WINNIPEG - The Selinger government drew a line in the sand today for its public sector unions in its plan to whip a projected $600 million budget deficit.
Finance Minister Rosann Wowchuk said Tuesday the province wants public employees, including its nurses, to take a two-year wage freeze.
"We’re asking everybody to take a pause," Wowchuk told the Free Press. "We are in difficult times and we have to have realistic expectations."
The province is in the middle of negotiating new contracts with its nurses and starts negotiations next month with its biggest union the Manitoba Government Employees Union. Its contact expires March 26.
MGEU president Peter Olfert said he was disappointed Wowchuk is "negotiating in the media" on its position on wages.
Olfert said despite Wowchuk’s warning, the MGEU will table proposals for wage increases for its 13,000 members.
"I’m not going to negotiate in the media," he said. "We believe in sitting down and working through the process."
Wowchuk said the proposed wage freeze comes out of budget planning for the next fiscal year. That budget will be tabled at the end of March.
She said the freeze will allow the province to maintain services and not see any layoffs, or bring in unpaid days off for workers in the same way the former premier Gary Filmon’s Progressive Conservative did in the mid-1990s. That was the last time the province was in a deficit situation.
"Filmon Fridays" were created in 1993 under reduced-work-week legislation and gave provincial government workers 10 unpaid days off each year.

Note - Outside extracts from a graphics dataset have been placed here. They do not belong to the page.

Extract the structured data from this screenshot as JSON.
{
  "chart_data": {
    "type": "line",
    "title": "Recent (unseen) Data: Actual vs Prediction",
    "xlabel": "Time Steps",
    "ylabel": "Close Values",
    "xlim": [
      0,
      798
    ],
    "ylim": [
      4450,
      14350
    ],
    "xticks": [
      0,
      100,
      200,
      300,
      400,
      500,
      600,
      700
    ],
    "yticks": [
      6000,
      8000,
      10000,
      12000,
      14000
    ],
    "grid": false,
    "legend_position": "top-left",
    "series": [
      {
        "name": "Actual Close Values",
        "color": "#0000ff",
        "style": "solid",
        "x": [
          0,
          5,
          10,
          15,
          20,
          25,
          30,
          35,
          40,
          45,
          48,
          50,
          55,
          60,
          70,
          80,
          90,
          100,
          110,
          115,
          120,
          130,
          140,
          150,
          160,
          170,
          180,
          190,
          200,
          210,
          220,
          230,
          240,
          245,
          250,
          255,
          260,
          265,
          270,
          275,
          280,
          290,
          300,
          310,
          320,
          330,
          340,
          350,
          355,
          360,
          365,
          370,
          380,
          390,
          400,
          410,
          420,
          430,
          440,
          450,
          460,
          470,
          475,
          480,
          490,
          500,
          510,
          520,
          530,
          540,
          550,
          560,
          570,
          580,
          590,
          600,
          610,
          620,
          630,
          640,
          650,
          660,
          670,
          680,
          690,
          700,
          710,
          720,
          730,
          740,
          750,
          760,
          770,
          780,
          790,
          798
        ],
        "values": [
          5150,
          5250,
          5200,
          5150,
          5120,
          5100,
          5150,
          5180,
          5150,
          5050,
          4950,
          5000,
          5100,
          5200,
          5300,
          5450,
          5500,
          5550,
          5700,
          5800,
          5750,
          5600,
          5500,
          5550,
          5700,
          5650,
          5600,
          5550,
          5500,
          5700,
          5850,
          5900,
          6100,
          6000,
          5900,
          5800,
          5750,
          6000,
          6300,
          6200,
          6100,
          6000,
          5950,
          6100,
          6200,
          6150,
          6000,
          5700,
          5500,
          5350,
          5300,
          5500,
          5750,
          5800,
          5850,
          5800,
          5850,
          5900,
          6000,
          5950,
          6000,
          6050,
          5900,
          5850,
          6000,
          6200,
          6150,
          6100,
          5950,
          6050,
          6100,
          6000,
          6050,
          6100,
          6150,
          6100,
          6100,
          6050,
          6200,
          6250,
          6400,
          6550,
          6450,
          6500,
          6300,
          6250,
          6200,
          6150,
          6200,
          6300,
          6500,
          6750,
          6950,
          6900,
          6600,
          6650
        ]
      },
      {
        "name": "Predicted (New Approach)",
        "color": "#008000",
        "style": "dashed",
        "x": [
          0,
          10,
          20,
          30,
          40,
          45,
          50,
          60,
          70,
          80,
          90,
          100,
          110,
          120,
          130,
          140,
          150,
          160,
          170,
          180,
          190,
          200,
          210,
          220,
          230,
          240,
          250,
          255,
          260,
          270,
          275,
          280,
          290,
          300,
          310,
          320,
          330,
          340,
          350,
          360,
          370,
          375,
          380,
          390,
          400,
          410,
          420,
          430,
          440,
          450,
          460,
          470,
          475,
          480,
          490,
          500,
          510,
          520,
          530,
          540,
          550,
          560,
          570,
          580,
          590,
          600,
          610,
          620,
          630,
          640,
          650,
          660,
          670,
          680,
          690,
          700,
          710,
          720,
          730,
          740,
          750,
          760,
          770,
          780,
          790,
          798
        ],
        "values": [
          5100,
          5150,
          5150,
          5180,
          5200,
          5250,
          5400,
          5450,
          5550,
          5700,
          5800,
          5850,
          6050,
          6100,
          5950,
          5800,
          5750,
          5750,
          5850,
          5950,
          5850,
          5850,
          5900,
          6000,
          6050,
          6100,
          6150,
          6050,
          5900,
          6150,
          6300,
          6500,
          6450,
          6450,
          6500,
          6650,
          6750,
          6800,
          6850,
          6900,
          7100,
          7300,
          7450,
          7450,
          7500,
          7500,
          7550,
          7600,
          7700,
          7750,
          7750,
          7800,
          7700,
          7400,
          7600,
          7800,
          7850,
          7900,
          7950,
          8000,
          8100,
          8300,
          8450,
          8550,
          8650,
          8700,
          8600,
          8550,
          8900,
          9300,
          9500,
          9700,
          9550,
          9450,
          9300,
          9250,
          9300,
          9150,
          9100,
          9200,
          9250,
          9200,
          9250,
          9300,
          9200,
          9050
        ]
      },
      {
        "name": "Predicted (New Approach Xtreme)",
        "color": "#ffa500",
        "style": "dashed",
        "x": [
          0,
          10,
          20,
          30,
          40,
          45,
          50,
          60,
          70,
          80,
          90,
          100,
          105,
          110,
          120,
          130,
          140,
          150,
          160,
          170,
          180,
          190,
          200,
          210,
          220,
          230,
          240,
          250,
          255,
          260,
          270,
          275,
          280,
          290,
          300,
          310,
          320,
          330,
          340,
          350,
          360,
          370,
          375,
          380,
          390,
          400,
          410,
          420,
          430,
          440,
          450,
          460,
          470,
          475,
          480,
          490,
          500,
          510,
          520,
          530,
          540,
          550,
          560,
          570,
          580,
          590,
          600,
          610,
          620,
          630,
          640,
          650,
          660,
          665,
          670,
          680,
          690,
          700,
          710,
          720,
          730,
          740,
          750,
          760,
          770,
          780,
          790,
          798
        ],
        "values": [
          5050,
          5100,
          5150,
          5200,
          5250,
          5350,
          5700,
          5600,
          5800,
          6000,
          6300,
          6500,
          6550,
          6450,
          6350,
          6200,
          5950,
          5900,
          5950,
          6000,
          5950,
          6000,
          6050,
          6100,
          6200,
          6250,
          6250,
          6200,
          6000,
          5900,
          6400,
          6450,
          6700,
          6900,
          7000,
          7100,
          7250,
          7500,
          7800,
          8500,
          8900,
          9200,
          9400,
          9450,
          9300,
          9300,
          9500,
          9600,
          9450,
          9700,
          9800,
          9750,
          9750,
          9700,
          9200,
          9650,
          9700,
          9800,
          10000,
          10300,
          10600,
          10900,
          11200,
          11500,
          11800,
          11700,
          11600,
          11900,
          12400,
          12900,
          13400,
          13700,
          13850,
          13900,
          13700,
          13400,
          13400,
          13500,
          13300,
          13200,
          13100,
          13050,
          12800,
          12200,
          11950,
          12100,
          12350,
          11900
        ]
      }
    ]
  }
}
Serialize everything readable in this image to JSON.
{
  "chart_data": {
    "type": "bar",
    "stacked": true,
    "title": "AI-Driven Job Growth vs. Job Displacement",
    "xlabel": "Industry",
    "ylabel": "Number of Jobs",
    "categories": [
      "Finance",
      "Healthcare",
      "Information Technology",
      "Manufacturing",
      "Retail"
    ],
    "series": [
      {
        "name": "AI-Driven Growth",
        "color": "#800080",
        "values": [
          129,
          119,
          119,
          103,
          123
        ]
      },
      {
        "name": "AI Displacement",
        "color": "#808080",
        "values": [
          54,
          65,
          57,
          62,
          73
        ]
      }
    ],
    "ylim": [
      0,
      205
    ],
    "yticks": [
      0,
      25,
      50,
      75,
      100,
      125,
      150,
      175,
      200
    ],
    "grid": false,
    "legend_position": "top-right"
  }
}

In the first year, the days off were legislated, but for the next five years, they were negotiated into the contracts of unionized workers.
Wowchuk said public employees have to share the burden of tough economic times.
She said cabinet ministers will forgo a $1,000 raise due to take effect in April as part of government belt-tightening.
Premier Greg Selinger is also looking at freezing the base pay of all legislature members, which is scheduled to jump in April to $85,564 from $83, 722 under a cost-of-living formula.
Wowchuk said by freezing public sector salaries over two years it will help the province in its five-year plan to get back in the black.
Healthcare wages were about $3 billion in 2009 and civil servants salaries were about $770 million, she said.
"Those are big costs," she said. "If we can contain those costs, maintain them where we are without having increases then we can look at ensuring that we don’t layoff people and maintain services.
"If we can get through these next two years that way we should be in much better shape."